Monday, November 6, 2017

The story opens and closes with scenes involving Miss Brill's fur. What is the significance of the fur?

Miss Brill is a lonely spinster who goes to the park every Sunday to listen to the band playing and to watch the people in the area. Her own life is quiet and rather empty, so she derives a great deal of happiness from observing other people's lives, and imagines herself as a silent participant in the activities and conversations that go on around her.

Miss Brill always looked forward to the conversation. She had become really quite expert, she thought, at listening as though she didn't listen, at sitting in other people's lives just for a minute while they talked round her.

On this particular Sunday, the weather is cool enough to warrant extra clothing, so Miss Brill wears her fox-fur necklet. Fur has always been a luxury item, and it is evident that Miss Brill has had this particular fur for a long time—long enough to have become emotionally attached to the fox, and to think of it almost as a kind of pet:

Little rogue! Yes, she really felt like that about it. Little rogue biting its tail just by her left ear. She could have taken it off and laid it on her lap and stroked it.

Wearing the fur makes Miss Brill feel dressed-up, but that is appropriate, because this is the first Sunday of the "Season" and many people are out and about wearing their best clothes.

There were a number of people out this afternoon, far more than last Sunday. And the band sounded louder and gayer. That was because the Season had begun . . . Wasn't the conductor wearing a new coat, too? She was sure it was new.

Miss Brill listens in on the conversations happening around her and watches the people come and go, imagining their little dramas and romances and mentally setting them all to the music the band is playing. She muses that it is like being in the audience at a theater:

Oh, how fascinating it was! How she enjoyed it! How she loved sitting here, watching it all! It was like a play. It was exactly like a play.

It suddenly occurs to Miss Brill that she herself is part of the play rather than a simple spectator. She has an assigned role in the weekly ritual of Sundays in the park, and she is delighted to think that perhaps other people look forward to her "performances." She has the wonderful feeling of being included in something large and important, and the band seems to be playing especially for her:

[What the band] played was warm, sunny, yet there was just a faint chill—a something, what was it?—not sadness—no, not sadness—a something that made you want to sing. The tune lifted, lifted, the light shone; and it seemed to Miss Brill that in another moment all of them, all the whole company, would begin singing. . . . And Miss Brill's eyes filled with tears and she looked smiling at all the other members of the company. Yes, we understand, we understand, she thought–though what they understood she didn't know.

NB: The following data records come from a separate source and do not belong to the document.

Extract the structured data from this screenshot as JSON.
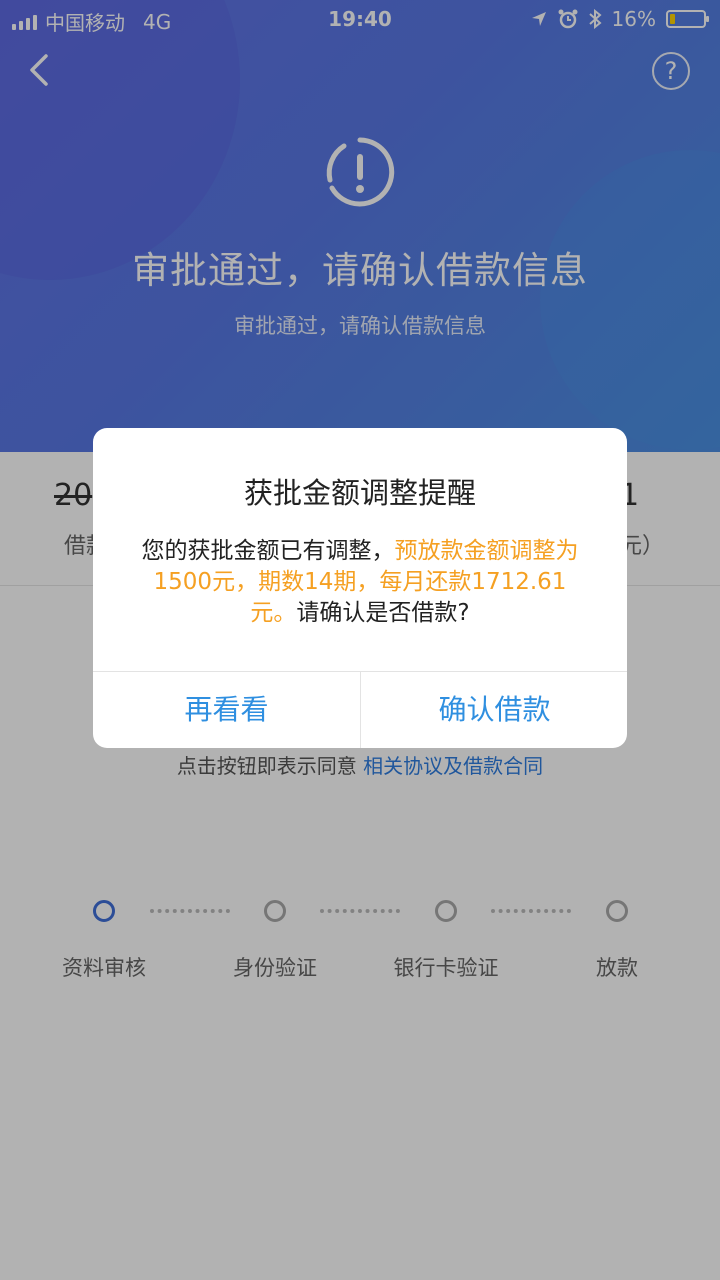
{
  "status_bar": {
    "carrier": "中国移动",
    "network": "4G",
    "time": "19:40",
    "battery_pct": "16%",
    "battery_fill_fraction": 0.16,
    "battery_color": "#ffd400"
  },
  "header": {
    "back_icon": "chevron-left-icon",
    "help_label": "?",
    "status_icon": "exclamation-circle-icon",
    "title": "审批通过，请确认借款信息",
    "subtitle": "审批通过，请确认借款信息"
  },
  "summary": {
    "left_value": "20",
    "left_label": "借款",
    "right_value": "1",
    "right_label": "元）"
  },
  "agreement": {
    "prefix": "点击按钮即表示同意",
    "link": "相关协议及借款合同"
  },
  "steps": [
    {
      "label": "资料审核",
      "active": true
    },
    {
      "label": "身份验证",
      "active": false
    },
    {
      "label": "银行卡验证",
      "active": false
    },
    {
      "label": "放款",
      "active": false
    }
  ],
  "dialog": {
    "title": "获批金额调整提醒",
    "body_prefix": "您的获批金额已有调整，",
    "body_highlight": "预放款金额调整为1500元，期数14期，每月还款1712.61元。",
    "body_suffix": "请确认是否借款?",
    "cancel_label": "再看看",
    "confirm_label": "确认借款"
  },
  "colors": {
    "accent": "#2f8fe0",
    "highlight": "#f5a022",
    "hero_start": "#6272e6",
    "hero_end": "#4c8fe2"
  }
}
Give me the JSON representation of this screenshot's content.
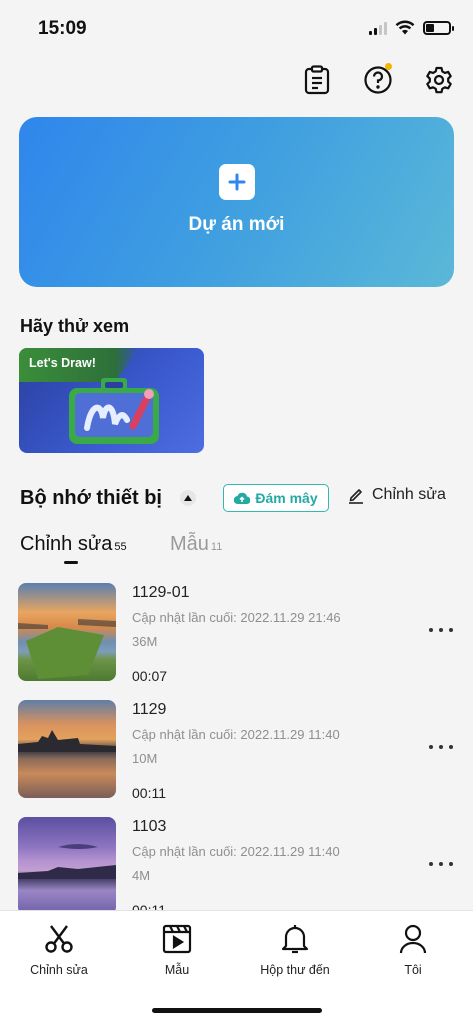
{
  "status_bar": {
    "time": "15:09",
    "battery_level": 0.35
  },
  "top_icons": [
    "clipboard-icon",
    "help-icon",
    "settings-icon"
  ],
  "new_project": {
    "label": "Dự án mới",
    "icon": "plus-icon"
  },
  "try_section": {
    "title": "Hãy thử xem",
    "card_tag": "Let's Draw!"
  },
  "device_storage": {
    "title": "Bộ nhớ thiết bị",
    "cloud_label": "Đám mây",
    "edit_label": "Chỉnh sửa"
  },
  "tabs": [
    {
      "label": "Chỉnh sửa",
      "count": "55",
      "active": true
    },
    {
      "label": "Mẫu",
      "count": "11",
      "active": false
    }
  ],
  "projects": [
    {
      "title": "1129-01",
      "updated": "Cập nhật lần cuối: 2022.11.29 21:46",
      "size": "36M",
      "duration": "00:07"
    },
    {
      "title": "1129",
      "updated": "Cập nhật lần cuối: 2022.11.29 11:40",
      "size": "10M",
      "duration": "00:11"
    },
    {
      "title": "1103",
      "updated": "Cập nhật lần cuối: 2022.11.29 11:40",
      "size": "4M",
      "duration": "00:11"
    }
  ],
  "bottom_nav": [
    {
      "label": "Chỉnh sửa",
      "icon": "scissors-icon"
    },
    {
      "label": "Mẫu",
      "icon": "template-icon"
    },
    {
      "label": "Hộp thư đến",
      "icon": "bell-icon"
    },
    {
      "label": "Tôi",
      "icon": "profile-icon"
    }
  ]
}
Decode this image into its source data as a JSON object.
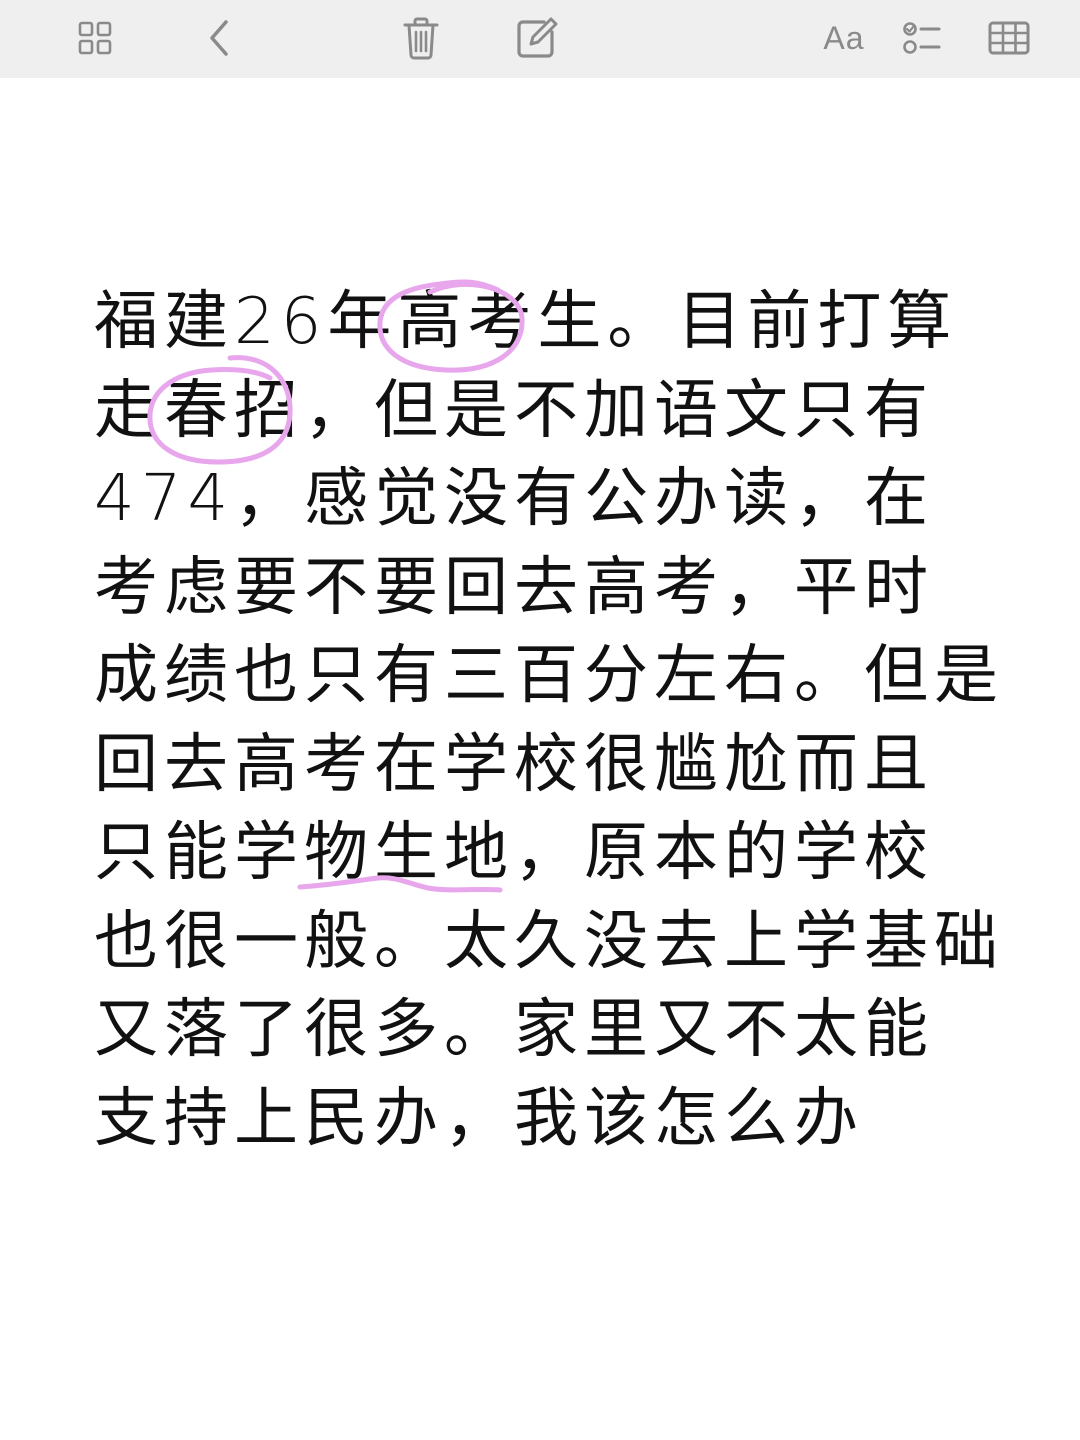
{
  "toolbar": {
    "accent_color": "#8a8a8a",
    "buttons": [
      {
        "name": "gallery-view-button",
        "icon": "grid-icon"
      },
      {
        "name": "back-button",
        "icon": "chevron-left-icon"
      },
      {
        "name": "delete-button",
        "icon": "trash-icon"
      },
      {
        "name": "compose-button",
        "icon": "compose-icon"
      },
      {
        "name": "format-button",
        "icon": "text-format-icon",
        "label": "Aa"
      },
      {
        "name": "checklist-button",
        "icon": "checklist-icon"
      },
      {
        "name": "table-button",
        "icon": "table-icon"
      }
    ],
    "format_label": "Aa"
  },
  "note": {
    "lines": [
      "福建26年高考生。目前打算",
      "走春招，但是不加语文只有",
      "474，感觉没有公办读，在",
      "考虑要不要回去高考，平时",
      "成绩也只有三百分左右。但是",
      "回去高考在学校很尴尬而且",
      "只能学物生地，原本的学校",
      "也很一般。太久没去上学基础",
      "又落了很多。家里又不太能",
      "支持上民办，我该怎么办"
    ]
  },
  "annotations": {
    "color": "#e8a6ec",
    "marks": [
      {
        "name": "circle-highlight",
        "target": "高考"
      },
      {
        "name": "circle-highlight",
        "target": "春招"
      },
      {
        "name": "underline-highlight",
        "target": "物生地"
      }
    ]
  }
}
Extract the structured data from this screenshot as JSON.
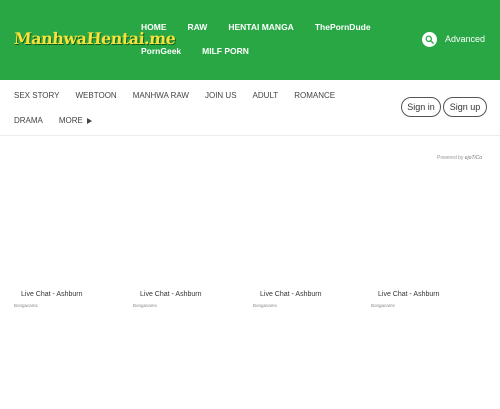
{
  "site": {
    "logo_text": "ManhwaHentai.me"
  },
  "main_nav": {
    "items": [
      {
        "label": "HOME"
      },
      {
        "label": "RAW"
      },
      {
        "label": "HENTAI MANGA"
      },
      {
        "label": "ThePornDude"
      },
      {
        "label": "PornGeek"
      },
      {
        "label": "MILF PORN"
      }
    ]
  },
  "search": {
    "icon": "search-icon",
    "advanced_label": "Advanced"
  },
  "sub_nav": {
    "items": [
      {
        "label": "SEX STORY"
      },
      {
        "label": "WEBTOON"
      },
      {
        "label": "MANHWA RAW"
      },
      {
        "label": "JOIN US"
      },
      {
        "label": "ADULT"
      },
      {
        "label": "ROMANCE"
      },
      {
        "label": "DRAMA"
      },
      {
        "label": "MORE"
      }
    ]
  },
  "auth": {
    "signin_label": "Sign in",
    "signup_label": "Sign up"
  },
  "ads": {
    "powered_prefix": "Powered by",
    "powered_brand": "ejoTiCo",
    "items": [
      {
        "title": "Live Chat - Ashburn",
        "source": "Bongacams"
      },
      {
        "title": "Live Chat - Ashburn",
        "source": "Bongacams"
      },
      {
        "title": "Live Chat - Ashburn",
        "source": "Bongacams"
      },
      {
        "title": "Live Chat - Ashburn",
        "source": "Bongacams"
      }
    ]
  },
  "colors": {
    "header_bg": "#28a744",
    "logo": "#f6e23a"
  }
}
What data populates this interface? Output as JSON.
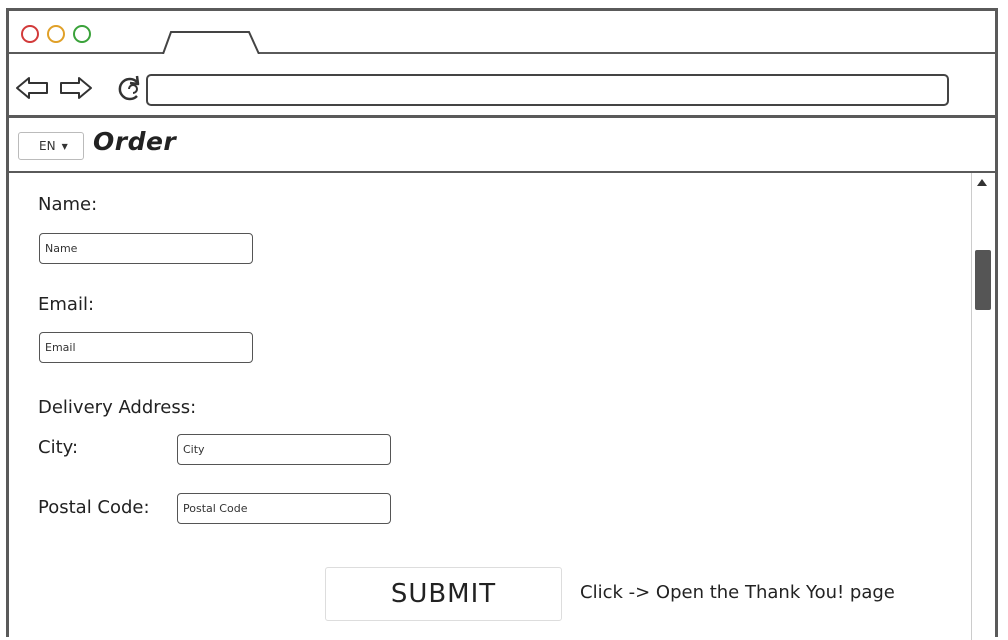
{
  "browser": {
    "url": "",
    "window_controls": [
      "close",
      "minimize",
      "maximize"
    ],
    "control_colors": {
      "close": "#d23a3a",
      "minimize": "#e0a028",
      "maximize": "#3aa23a"
    },
    "icons": {
      "back": "back-arrow-icon",
      "forward": "forward-arrow-icon",
      "refresh": "refresh-icon"
    }
  },
  "header": {
    "language": "EN",
    "title": "Order"
  },
  "form": {
    "name_label": "Name:",
    "name_placeholder": "Name",
    "email_label": "Email:",
    "email_placeholder": "Email",
    "address_label": "Delivery Address:",
    "city_label": "City:",
    "city_placeholder": "City",
    "postal_label": "Postal Code:",
    "postal_placeholder": "Postal Code",
    "submit_label": "SUBMIT",
    "submit_note": "Click -> Open the Thank You! page"
  }
}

Into Miss Brill's beautiful reverie two new voices come, a pair of young lovers, and Miss Brill, deeply moved by her feeling of belonging to the scene all around her, listens to what they are saying. She is mortified to hear the boy describe her as "that stupid old thing," but it is the girl mocking Miss Brill's fox-fur which is particularly heartbreaking. The fur, Miss Brill's only luxury, is reduced by a few careless words to something ugly, outdated, and embarrassing. The boy implies the same is true of Miss Brill herself:

"Why does she come here at all—who wants her? Why doesn't she keep her silly old mug at home?"

Miss Brill's enjoyment of her Sunday ritual evaporates. When she gets home, she removes the fur and casts it swiftly into its box, trying not to look at it. This is the same fur which, at the beginning, she so carefully brushed and cleaned, and proudly wore when she stepped out, and thought of as a "dear little rogue." Now, seared by embarrassment, she can't bring herself to remember how much she valued it. As she puts the lid on the box, she imagines she hears "something crying," as if the fox itself is wounded by what has just happened.
The fur is just an accessory, but in a way it represents Miss Brill's self-worth. She lives a humdrum, lonely life and only connects with people obliquely, by watching and listening to them. On the day she wears the fur, however, she feels a greater and deeper connection to the people around her, and even briefly transcends her ideas of herself when she realizes she is an "actress" on the small stage of "Sundays at the park." She feels good and worthy and important—all feelings which are destroyed by the cruel remarks of the teenagers sitting nearby. The fur made Miss Brill fee dressed-up when she came to the park. On her way home, she feels ridiculous. All her sense of connection to the wider world has been shattered, and by shamefacedly putting the fur away, Miss Brill seems to be giving up on ever re-establishing that connection.